Ela reforça que tudo que é essencial para o funcionamento das instituições pode ser adquirido. O mesmo acontece com o pagamento da bolsa de estudos destinada a alunos indígenas. A secretária explica que há contingenciamento apenas dos recursos solicitados pelas três universidades para compra de equipamentos, material permanente, diárias e passagens aéreas. A medida, afirma, não é motivo de suspensão de atividades nas instituições.

DELIBERAÇÕES – De acordo com a secretária, o contingenciamento foi adotado em razão do não cumprimento das deliberações da Comissão de Política Salarial do Governo do Estado, que determinou o ingresso de todas as universidades estaduais no Sistema RH-Paraná – Meta4. A recusa também fere o Acórdão n.º 1578/17 do Tribunal de Contas do Estado.

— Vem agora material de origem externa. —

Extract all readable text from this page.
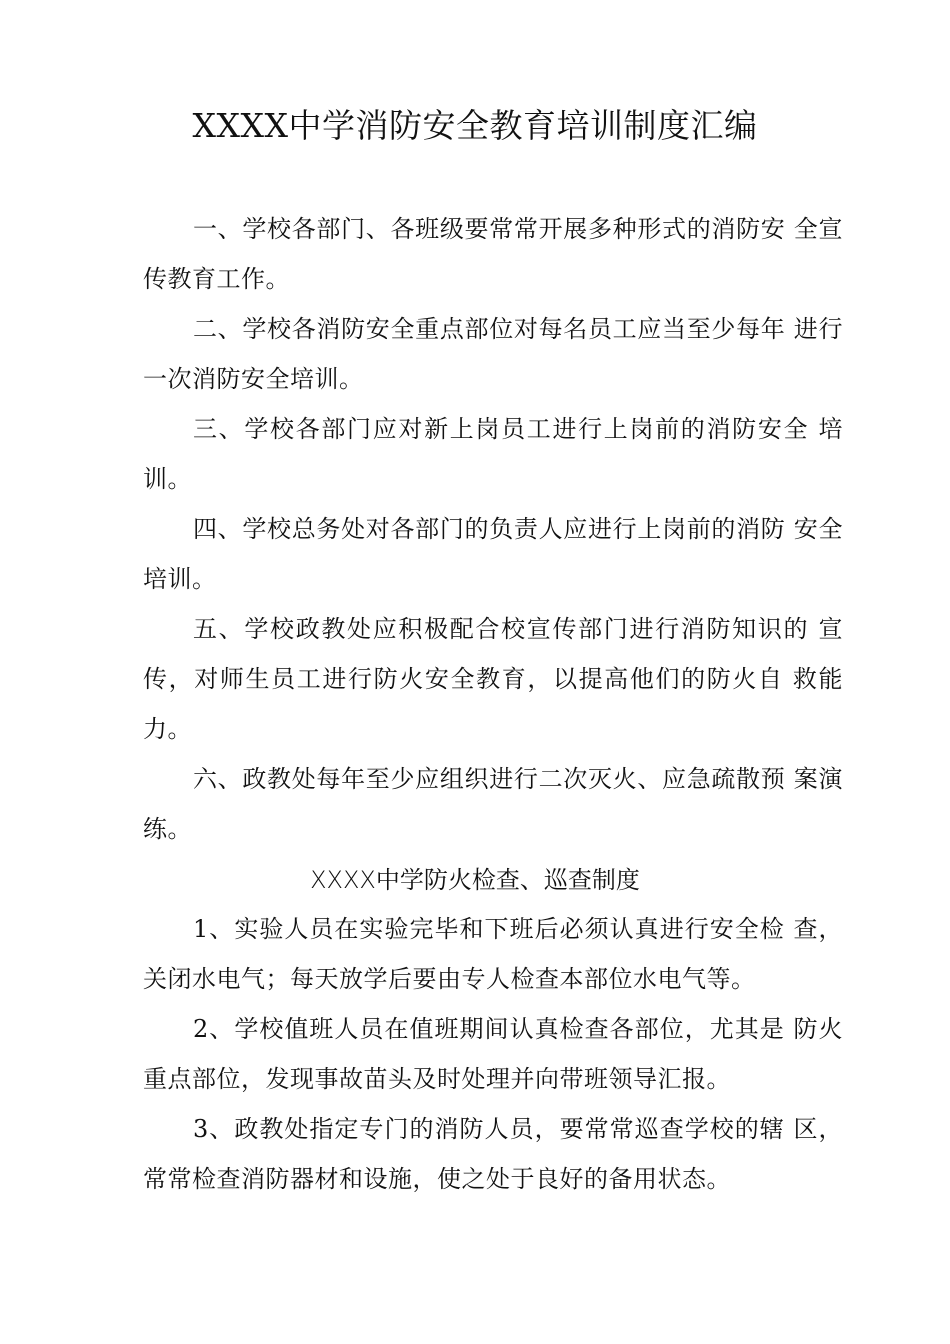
XXXX中学消防安全教育培训制度汇编
一、学校各部门、各班级要常常开展多种形式的消防安 全宣传教育工作。
二、学校各消防安全重点部位对每名员工应当至少每年 进行一次消防安全培训。
三、学校各部门应对新上岗员工进行上岗前的消防安全 培训。
四、学校总务处对各部门的负责人应进行上岗前的消防 安全培训。
五、学校政教处应积极配合校宣传部门进行消防知识的 宣传，对师生员工进行防火安全教育，以提高他们的防火自 救能力。
六、政教处每年至少应组织进行二次灭火、应急疏散预 案演练。
XXXX中学防火检查、巡查制度
1、实验人员在实验完毕和下班后必须认真进行安全检 查，关闭水电气；每天放学后要由专人检查本部位水电气等。
2、学校值班人员在值班期间认真检查各部位，尤其是 防火重点部位，发现事故苗头及时处理并向带班领导汇报。
3、政教处指定专门的消防人员，要常常巡查学校的辖 区，常常检查消防器材和设施，使之处于良好的备用状态。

Das sete instituições de ensino superior mantidas pelo Estado, quatro cumprem as determinações. A Universidade Estadual do Norte do Paraná (UENP) e a Universidade Estadual do Paraná (Unespar) já estão totalmente integradas à plataforma que faz a gestão da folha de todos os servidores públicos.

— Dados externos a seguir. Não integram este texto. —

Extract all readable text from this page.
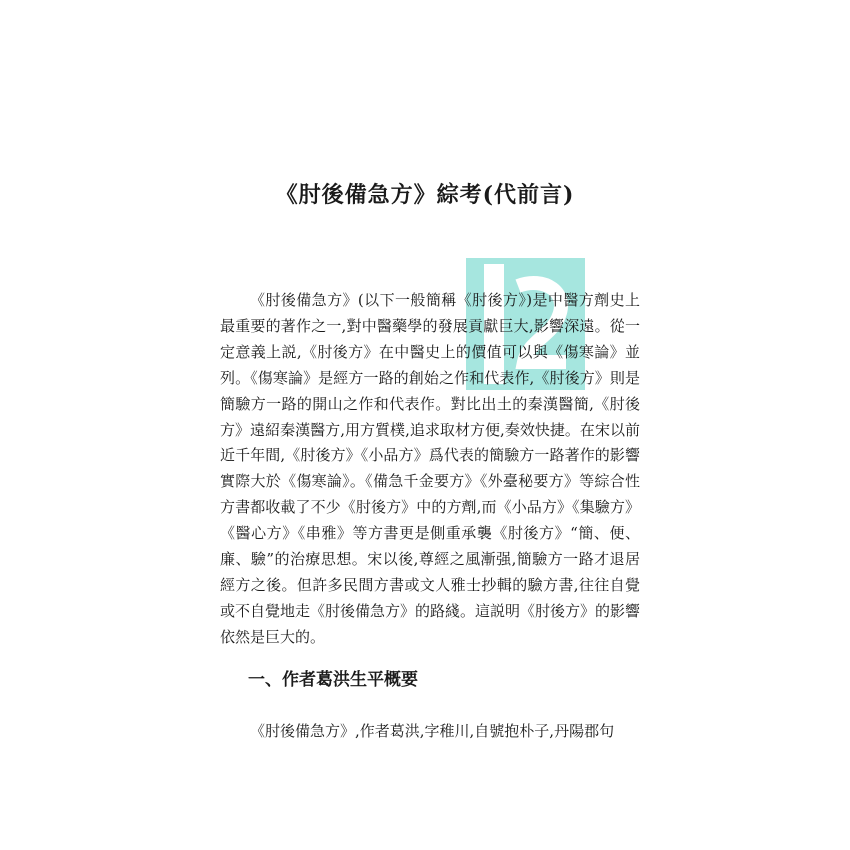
《肘後備急方》綜考(代前言)

《肘後備急方》(以下一般簡稱《肘後方》)是中醫方劑史上最重要的著作之一,對中醫藥學的發展貢獻巨大,影響深遠。從一定意義上説,《肘後方》在中醫史上的價值可以與《傷寒論》並列。《傷寒論》是經方一路的創始之作和代表作,《肘後方》則是簡驗方一路的開山之作和代表作。對比出土的秦漢醫簡,《肘後方》遠紹秦漢醫方,用方質樸,追求取材方便,奏效快捷。在宋以前近千年間,《肘後方》《小品方》爲代表的簡驗方一路著作的影響實際大於《傷寒論》。《備急千金要方》《外臺秘要方》等綜合性方書都收載了不少《肘後方》中的方劑,而《小品方》《集驗方》《醫心方》《串雅》等方書更是側重承襲《肘後方》“簡、便、廉、驗”的治療思想。宋以後,尊經之風漸强,簡驗方一路才退居經方之後。但許多民間方書或文人雅士抄輯的驗方書,往往自覺或不自覺地走《肘後備急方》的路綫。這説明《肘後方》的影響依然是巨大的。

一、作者葛洪生平概要

《肘後備急方》,作者葛洪,字稚川,自號抱朴子,丹陽郡句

A Universidade Estadual de Ponta Grossa (UEPG) e a Universidade Estadual do Centro-Oeste (Unicentro) já encaminharam as informações necessárias para aderir ao programa. O mesmo não acontece com a UEL, UEM e Unioeste.

“As universidades podem continuar adotando o sistema atual, é preciso apenas que migrem os dados necessários para o Meta4, que é o sistema único do Estado”, disse a secretária da Administração e da Previdência, Marcia Carla Pereira Ribeiro. O RH Paraná – Meta4 é o sistema de gerenciamento de pessoal do Estado adotado desde a década de 90.

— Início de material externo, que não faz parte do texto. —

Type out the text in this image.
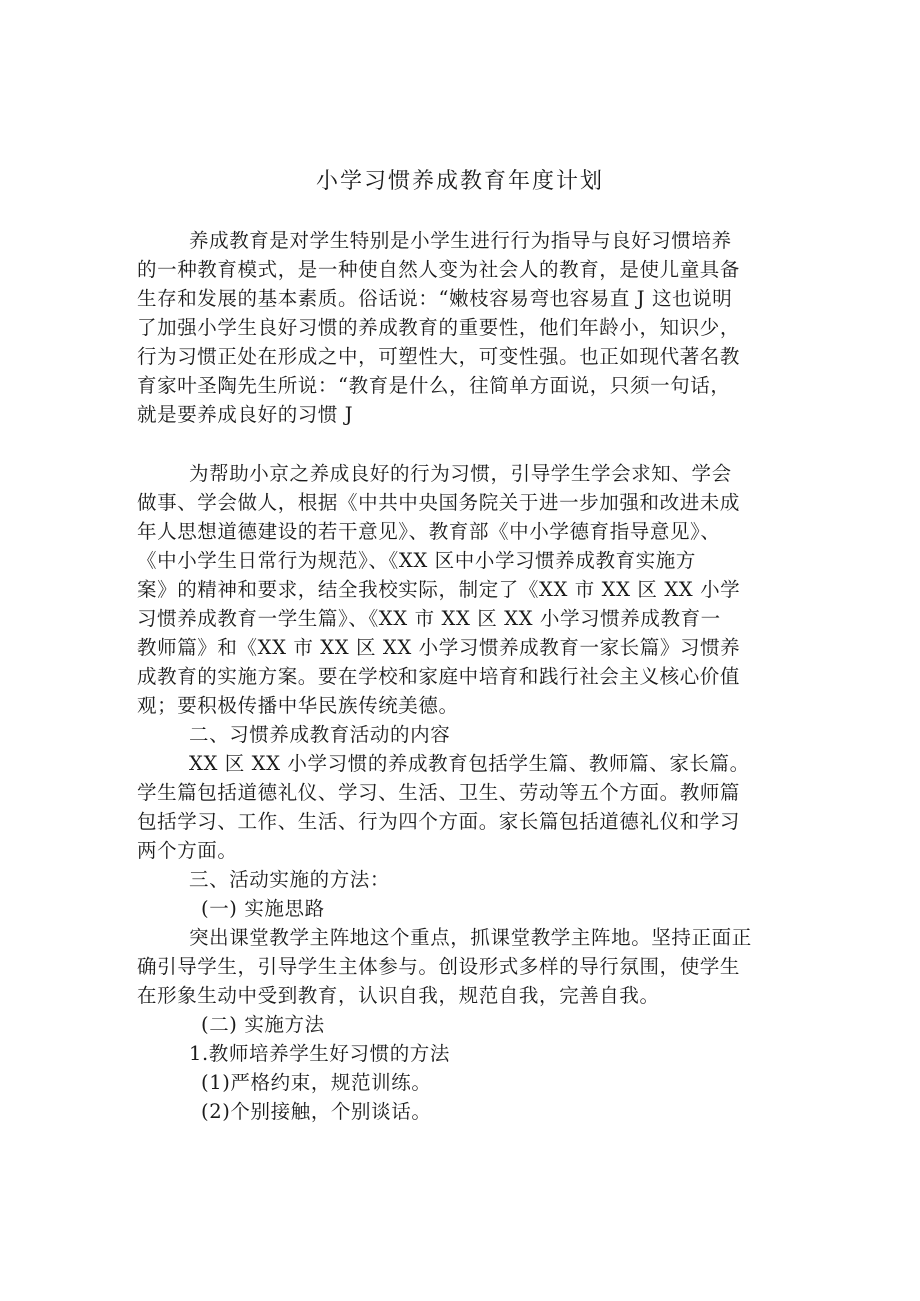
小学习惯养成教育年度计划
养成教育是对学生特别是小学生进行行为指导与良好习惯培养
的一种教育模式，是一种使自然人变为社会人的教育，是使儿童具备
生存和发展的基本素质。俗话说：“嫩枝容易弯也容易直 J 这也说明
了加强小学生良好习惯的养成教育的重要性，他们年龄小，知识少，
行为习惯正处在形成之中，可塑性大，可变性强。也正如现代著名教
育家叶圣陶先生所说：“教育是什么，往简单方面说，只须一句话，
就是要养成良好的习惯 J
为帮助小京之养成良好的行为习惯，引导学生学会求知、学会
做事、学会做人，根据《中共中央国务院关于进一步加强和改进未成
年人思想道德建设的若干意见》、教育部《中小学德育指导意见》、
《中小学生日常行为规范》、《XX 区中小学习惯养成教育实施方
案》的精神和要求，结全我校实际，制定了《XX 市 XX 区 XX 小学
习惯养成教育一学生篇》、《XX 市 XX 区 XX 小学习惯养成教育一
教师篇》和《XX 市 XX 区 XX 小学习惯养成教育一家长篇》习惯养
成教育的实施方案。要在学校和家庭中培育和践行社会主义核心价值
观；要积极传播中华民族传统美德。
二、习惯养成教育活动的内容
XX 区 XX 小学习惯的养成教育包括学生篇、教师篇、家长篇。
学生篇包括道德礼仪、学习、生活、卫生、劳动等五个方面。教师篇
包括学习、工作、生活、行为四个方面。家长篇包括道德礼仪和学习
两个方面。
三、活动实施的方法：
(一) 实施思路
突出课堂教学主阵地这个重点，抓课堂教学主阵地。坚持正面正
确引导学生，引导学生主体参与。创设形式多样的导行氛围，使学生
在形象生动中受到教育，认识自我，规范自我，完善自我。
(二) 实施方法
1.教师培养学生好习惯的方法
(1)严格约束，规范训练。
(2)个别接触，个别谈话。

A secretária destacou que a decisão do governo não fere a autonomia administrativa, que é garantida por lei às Instituições de Ensino Superior. “Os recursos continuam sendo encaminhados aos reitores, aos administradores das universidades, e eles utilizam da forma que o reitor planejou e julga mais pertinente”, disse. “A única diferença é que, no que diz respeito a pessoal, também teremos os dados, da mesma forma que temos dos outros órgãos do Estado.”

A Secretaria da Administração informa que os decretos 10.406/14; 25/15; e 2879/15 determinam que “as despesas de pessoal dos Órgãos da Administração Direta, Órgãos de Regime Especial, Empresas Estatais Dependentes e Autarquias, incluídas as Instituições Estaduais de Ensino Superior – IEES, deverão ser processadas por intermédio do Sistema RH-Paraná – Meta4”.

GESTÃO – O sistema Meta4 não é apenas uma ferramenta que possibilita maior transparência em relação aos dados da folha de pagamento das Instituições de Ensino Superior e de todos os outros órgãos do Estado. Trata-se de um instrumento gerencial que possibilita ao Estado a gestão plena desse tipo de investimento, como o controle de todas os itens que compõem a remuneração total dos servidores e a identificação de eventuais distorções em situações de acúmulo indevido de verbas, por exemplo.

“A adesão ao Meta4 é essencial para que os professores e técnicos das Instituições de Ensino Superior estejam sujeitos às mesmas condições de trabalho e remuneração asseguradas aos demais servidores do Estado, inclusive em relação aos demais professores e técnicos que integram o quadro de servidores do Estado do Paraná”, defende a secretária da Administração e Previdência, Marcia Carla.